Mezz’ora prima un addetto dell’ambasciata s’incaricò di ricordarci che l’approccio a Sua Maestà era soggetto a un preciso protocollo secondo il quale non le si potevano fare interviste, né chiedere giudizi di qualsiasi genere e che si doveva dare per scontato che la regina fosse al corrente di tutto. Il che rese a ciascuno di noi più che problematico un qualsiasi approccio. Cioè, non potevamo nemmeno chiederle “Vs Grazia ha visto che bella giornata?”

Nessuno quindi osava avvicinarla, tanto che il Principe Consorte Filippo venne a incoraggiarci di farlo nell’imbarazzo generale. Nessuno osava inventarsi qualcosa, finché un perfido collega indicò me come “uno che parla meglio l’inglese”. Un tiro mancino che mi terrorizzò su come attaccare discorso senza violare il rigore dell’etichetta.

Naturalmente mi ero preparato su di lei, sapevo ad esemopio che era stata battezzata il 29 maggio 1926 a Buckingham Palace con acqua fatta venire appositamente dalla Palestina e che da giovane la chiamavano col soprannome “Lilibeth”.

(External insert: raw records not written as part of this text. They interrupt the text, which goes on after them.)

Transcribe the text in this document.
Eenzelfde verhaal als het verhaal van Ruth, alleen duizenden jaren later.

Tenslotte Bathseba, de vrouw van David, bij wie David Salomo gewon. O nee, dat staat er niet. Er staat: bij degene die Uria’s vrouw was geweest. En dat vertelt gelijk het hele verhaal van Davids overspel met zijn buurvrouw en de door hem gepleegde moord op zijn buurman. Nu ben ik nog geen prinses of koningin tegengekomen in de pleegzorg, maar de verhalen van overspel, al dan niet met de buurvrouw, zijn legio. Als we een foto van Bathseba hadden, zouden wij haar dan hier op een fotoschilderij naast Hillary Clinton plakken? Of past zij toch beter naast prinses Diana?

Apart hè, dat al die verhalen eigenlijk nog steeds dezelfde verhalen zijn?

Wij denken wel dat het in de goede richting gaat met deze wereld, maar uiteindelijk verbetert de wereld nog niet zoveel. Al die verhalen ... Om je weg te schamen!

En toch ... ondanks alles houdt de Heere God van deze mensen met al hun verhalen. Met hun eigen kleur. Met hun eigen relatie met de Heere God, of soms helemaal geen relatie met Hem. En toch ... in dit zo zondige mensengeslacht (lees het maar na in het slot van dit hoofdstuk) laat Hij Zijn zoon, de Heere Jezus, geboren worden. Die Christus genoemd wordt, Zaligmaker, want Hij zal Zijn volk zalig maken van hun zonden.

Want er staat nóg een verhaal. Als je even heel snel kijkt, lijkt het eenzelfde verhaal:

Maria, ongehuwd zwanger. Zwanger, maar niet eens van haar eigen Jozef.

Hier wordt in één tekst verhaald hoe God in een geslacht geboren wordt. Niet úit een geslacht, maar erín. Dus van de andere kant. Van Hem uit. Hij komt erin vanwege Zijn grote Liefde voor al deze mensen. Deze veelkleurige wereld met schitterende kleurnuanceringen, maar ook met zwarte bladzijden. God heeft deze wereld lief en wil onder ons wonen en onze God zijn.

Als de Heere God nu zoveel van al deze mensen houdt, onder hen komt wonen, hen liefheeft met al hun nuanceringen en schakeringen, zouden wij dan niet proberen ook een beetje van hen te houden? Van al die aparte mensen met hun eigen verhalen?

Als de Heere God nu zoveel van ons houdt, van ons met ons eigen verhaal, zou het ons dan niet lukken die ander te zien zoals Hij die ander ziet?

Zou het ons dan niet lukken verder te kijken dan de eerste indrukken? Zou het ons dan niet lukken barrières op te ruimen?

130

Fui quindi assalito da una paralizzante serie di dubbi, mi venne perfino in mente di presentarmi come suo coetaneo ma figuratevi la figuraccia di notificarle una circostanza così irrilevante. Poi mi parve piuttosto originale attaccare bottone sul fatto che lei era nata il 21 aprile, storica data coincidente con la nascita di Roma. Essendo però scontato che Sua Maestà sapesse tutto, era offensivo ricordaglielo.

Insomma non avevo alcuna idiozia a portata di mano. Così quando il principe Filippo, che come da protocollo era sempre un passo indietro della Consorte, mi fece un segno di incoraggiamento, decisi di ricorrere alle risorse della retorica e credetti di potermi salvare rivolgendomi alla Regina con un “Rome may be pride to celebrate a common birthday with you” (Roma può essere orgogliosa di celebrare con lei un compleanno in comune).

Sua Maestà rispose con un benevolo sorriso, ma ancora oggi mi chiedo se commisi una gaffe stellare nell’allineare gli anni di Roma a quella di un’ospite di tale riguardo.